Curcumin and Myeloma
Myeloma is an aggregation of dysfunctional plasma cells, otherwise known as cancer. The vast majority of plasma cells exist in the bone marrow, with myeloma usually affecting the hips, spine, and skull. Multiple myeloma refers to the occurrence of the cancer at more than one site in the body. Consequences of myeloma include immune system dysfunction, primarily the overproduction of antibodies, and problems stemming from tumor formations in the body.
Myeloma is a rare form of cancer amounting to only 1% of the cancers diagnosed every year. The risk of being diagnosed with myeloma is higher for older individuals and members of the black population.
Curcumin and Myeloma in the Laboratory
Curcumin and myeloma have a unique relationship, discovered in the laboratory time and again.
In 2003 the Journal of Immunology published the findings of researchers from the M.D. Anderson Cancer Center’s study on Curcumin. Curcumin was effective in killing, decreasing or preventing the multiplication of myeloma cells. Curcumin also exhibited the ability to increase the effects of more mainstream approaches, i.e., the use of drugs.
In 2009 a study published in Molecular Cancer Therapeutics conducted by the same researchers at the M. D. Anderson Cancer Center, concluded Curcumin impeded the growth of multiple myeloma cells.
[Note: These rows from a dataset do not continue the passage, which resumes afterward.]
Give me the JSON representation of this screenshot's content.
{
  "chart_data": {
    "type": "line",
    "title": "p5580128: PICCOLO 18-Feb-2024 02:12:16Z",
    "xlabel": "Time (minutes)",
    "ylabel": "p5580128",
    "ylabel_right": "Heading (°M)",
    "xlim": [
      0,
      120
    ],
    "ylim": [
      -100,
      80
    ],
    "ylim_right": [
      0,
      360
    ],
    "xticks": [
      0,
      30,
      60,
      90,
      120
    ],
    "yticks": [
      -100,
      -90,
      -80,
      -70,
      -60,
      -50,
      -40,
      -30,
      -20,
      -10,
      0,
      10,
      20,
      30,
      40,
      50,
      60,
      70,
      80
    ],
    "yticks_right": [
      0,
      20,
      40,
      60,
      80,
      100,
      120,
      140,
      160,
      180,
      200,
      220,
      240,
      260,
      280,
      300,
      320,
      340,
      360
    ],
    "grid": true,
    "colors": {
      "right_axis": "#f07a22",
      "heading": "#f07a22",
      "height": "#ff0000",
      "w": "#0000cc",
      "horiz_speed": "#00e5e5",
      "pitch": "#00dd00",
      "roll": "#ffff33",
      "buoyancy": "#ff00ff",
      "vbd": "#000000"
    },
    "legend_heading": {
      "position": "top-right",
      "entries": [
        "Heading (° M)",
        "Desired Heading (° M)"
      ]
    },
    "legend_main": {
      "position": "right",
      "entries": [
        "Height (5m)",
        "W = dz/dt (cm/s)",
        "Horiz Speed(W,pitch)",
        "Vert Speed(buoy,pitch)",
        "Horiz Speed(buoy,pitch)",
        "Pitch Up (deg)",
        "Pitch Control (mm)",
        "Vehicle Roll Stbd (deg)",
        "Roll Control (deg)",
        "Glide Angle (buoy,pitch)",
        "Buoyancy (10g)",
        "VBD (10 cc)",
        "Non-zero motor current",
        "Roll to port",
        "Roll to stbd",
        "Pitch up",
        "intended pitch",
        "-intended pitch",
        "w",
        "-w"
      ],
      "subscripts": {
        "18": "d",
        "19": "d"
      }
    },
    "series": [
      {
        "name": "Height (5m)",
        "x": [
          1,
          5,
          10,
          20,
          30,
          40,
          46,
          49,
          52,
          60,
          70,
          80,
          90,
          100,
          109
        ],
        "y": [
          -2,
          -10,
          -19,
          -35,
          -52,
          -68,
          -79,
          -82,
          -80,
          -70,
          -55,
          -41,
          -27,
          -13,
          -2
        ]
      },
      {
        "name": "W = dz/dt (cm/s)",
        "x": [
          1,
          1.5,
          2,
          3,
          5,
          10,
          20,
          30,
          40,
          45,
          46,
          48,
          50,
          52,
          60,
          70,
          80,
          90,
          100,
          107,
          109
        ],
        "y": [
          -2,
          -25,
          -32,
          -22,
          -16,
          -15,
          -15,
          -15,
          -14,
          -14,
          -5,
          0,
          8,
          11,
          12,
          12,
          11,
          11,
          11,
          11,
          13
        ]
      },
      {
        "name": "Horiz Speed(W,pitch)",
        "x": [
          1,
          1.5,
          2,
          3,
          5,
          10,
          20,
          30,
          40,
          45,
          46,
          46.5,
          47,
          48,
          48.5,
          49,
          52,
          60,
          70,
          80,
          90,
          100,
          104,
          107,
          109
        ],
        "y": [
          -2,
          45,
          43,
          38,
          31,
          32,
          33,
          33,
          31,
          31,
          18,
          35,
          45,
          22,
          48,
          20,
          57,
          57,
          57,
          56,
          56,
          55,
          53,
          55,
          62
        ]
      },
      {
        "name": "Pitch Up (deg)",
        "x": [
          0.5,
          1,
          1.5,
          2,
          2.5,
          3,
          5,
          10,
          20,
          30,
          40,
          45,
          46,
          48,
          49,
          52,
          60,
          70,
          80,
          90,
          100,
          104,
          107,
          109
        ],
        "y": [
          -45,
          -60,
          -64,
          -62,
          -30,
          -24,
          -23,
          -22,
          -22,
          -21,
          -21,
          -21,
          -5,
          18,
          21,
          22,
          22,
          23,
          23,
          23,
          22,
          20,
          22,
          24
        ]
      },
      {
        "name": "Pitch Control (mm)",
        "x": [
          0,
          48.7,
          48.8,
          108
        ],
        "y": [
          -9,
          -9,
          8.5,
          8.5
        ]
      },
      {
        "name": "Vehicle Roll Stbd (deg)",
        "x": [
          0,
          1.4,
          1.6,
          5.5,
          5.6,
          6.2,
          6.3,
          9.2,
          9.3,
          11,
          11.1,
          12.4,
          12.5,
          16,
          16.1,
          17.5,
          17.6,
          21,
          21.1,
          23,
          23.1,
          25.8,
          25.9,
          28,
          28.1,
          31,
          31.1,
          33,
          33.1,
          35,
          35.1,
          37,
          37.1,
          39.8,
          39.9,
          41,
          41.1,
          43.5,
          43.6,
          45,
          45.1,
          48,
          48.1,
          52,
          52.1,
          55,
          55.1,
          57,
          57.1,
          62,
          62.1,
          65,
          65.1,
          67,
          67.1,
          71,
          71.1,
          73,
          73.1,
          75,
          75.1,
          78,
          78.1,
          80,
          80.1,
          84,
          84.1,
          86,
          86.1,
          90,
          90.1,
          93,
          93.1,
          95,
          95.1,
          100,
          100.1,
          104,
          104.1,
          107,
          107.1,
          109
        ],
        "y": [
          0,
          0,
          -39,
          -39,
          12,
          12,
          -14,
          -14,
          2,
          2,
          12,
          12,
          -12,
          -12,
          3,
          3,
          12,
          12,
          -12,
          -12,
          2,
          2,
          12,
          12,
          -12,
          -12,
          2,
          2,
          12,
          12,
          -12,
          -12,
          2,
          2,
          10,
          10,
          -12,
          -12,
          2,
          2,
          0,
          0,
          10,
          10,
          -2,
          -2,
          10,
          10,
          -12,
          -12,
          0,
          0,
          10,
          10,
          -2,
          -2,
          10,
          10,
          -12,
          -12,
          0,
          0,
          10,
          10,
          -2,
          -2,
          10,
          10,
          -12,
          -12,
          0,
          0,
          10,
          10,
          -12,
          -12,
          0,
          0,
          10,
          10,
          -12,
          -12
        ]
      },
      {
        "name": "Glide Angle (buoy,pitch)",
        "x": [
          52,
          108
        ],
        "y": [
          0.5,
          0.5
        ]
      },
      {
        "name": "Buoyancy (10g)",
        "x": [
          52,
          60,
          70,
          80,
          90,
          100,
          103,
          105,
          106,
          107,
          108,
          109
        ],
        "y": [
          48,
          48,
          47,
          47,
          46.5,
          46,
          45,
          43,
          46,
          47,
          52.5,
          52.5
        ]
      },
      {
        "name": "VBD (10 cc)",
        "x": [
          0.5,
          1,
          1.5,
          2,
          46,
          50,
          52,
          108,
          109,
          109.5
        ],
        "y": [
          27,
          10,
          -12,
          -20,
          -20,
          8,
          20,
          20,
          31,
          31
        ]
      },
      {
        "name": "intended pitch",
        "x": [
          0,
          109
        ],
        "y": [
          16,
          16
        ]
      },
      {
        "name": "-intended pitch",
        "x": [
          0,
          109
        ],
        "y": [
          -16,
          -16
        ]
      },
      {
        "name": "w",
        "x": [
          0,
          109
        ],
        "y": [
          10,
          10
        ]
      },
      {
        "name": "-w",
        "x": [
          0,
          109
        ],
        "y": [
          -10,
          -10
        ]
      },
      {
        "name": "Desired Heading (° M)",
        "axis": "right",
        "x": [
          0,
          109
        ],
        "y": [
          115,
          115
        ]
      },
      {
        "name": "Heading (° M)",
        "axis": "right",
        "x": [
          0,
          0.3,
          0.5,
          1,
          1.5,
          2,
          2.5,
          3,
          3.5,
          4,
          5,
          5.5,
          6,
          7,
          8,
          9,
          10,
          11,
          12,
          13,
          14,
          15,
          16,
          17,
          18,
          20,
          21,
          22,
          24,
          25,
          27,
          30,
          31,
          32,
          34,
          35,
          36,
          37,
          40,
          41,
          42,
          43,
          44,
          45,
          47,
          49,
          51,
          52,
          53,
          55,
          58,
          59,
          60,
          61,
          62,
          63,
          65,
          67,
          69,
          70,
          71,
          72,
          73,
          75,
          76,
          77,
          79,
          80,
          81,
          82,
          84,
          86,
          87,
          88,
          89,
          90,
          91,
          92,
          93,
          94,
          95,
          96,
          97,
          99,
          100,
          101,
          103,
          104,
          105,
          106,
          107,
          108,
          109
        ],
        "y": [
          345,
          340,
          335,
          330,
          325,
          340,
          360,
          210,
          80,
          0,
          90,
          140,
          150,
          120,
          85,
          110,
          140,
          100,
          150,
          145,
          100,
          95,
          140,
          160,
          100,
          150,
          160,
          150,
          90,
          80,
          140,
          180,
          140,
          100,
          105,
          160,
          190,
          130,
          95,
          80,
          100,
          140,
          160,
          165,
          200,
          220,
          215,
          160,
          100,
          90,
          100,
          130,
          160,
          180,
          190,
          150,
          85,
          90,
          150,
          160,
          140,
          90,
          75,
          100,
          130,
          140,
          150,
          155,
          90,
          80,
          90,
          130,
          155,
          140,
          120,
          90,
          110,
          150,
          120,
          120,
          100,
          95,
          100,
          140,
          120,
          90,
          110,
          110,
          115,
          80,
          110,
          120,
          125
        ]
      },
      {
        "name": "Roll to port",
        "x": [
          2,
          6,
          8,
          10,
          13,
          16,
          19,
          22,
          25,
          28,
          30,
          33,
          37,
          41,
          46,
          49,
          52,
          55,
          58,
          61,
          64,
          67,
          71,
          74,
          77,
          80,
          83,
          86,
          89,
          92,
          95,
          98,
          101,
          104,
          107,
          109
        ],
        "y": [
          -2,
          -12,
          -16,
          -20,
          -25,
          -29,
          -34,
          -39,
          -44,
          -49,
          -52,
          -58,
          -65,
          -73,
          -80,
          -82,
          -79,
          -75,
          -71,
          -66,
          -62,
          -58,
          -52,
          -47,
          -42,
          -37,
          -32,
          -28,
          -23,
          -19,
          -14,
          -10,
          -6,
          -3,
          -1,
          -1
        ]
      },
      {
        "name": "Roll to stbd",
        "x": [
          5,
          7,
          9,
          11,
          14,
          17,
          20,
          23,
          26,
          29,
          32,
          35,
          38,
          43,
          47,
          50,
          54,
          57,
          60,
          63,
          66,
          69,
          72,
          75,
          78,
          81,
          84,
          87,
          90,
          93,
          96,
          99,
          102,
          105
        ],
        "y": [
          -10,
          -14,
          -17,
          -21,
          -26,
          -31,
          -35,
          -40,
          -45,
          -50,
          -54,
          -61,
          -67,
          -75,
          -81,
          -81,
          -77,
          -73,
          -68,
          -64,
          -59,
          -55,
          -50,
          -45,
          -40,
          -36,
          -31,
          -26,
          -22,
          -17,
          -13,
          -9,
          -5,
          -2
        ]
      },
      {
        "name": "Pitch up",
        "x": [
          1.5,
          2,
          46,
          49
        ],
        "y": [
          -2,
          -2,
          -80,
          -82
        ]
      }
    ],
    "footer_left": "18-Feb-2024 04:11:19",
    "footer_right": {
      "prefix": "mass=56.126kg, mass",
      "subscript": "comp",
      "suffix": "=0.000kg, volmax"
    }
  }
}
The cells did not respond to numerous drugs including dexamethasone, an anti-inflammatory, doxorubicin, an anthracycline antibiotic used in chemotherapy, or melphalan, a drug used to treat multiple myeloma by blocking cancer cell progression.
Researchers from Bulgaria published their findings on Curcumin and myeloma from the study Antineoplastic and anticlastogenic properties of curcumin in the Annals of the New York Academy of Sciences journal in January 2007. The data shows Curcumin exerts anti-tumor activity by inhibiting gene expression and eradicating cancer-causing free radicals.
Clinical Trial with Curcumin and Myeloma
An M. D. Anderson clinical trial explored Curcumin’s effects on two different pathways responsible for the growth of tumor cells and their metastasization. Two groups suffering from multiple myeloma participated in the trial with the first group taking Curcumin in isolation while the other group took Curcumin plus Bioperine, a black pepper extract. Results of the study found that Curcumin decreased the growth and spread of myeloma cells. No side effects of any consequence were experienced by the participants.
Curcumin and myeloma are a combination which will continue to be explored in the fight against different types of cancer, including myeloma and multiple myeloma.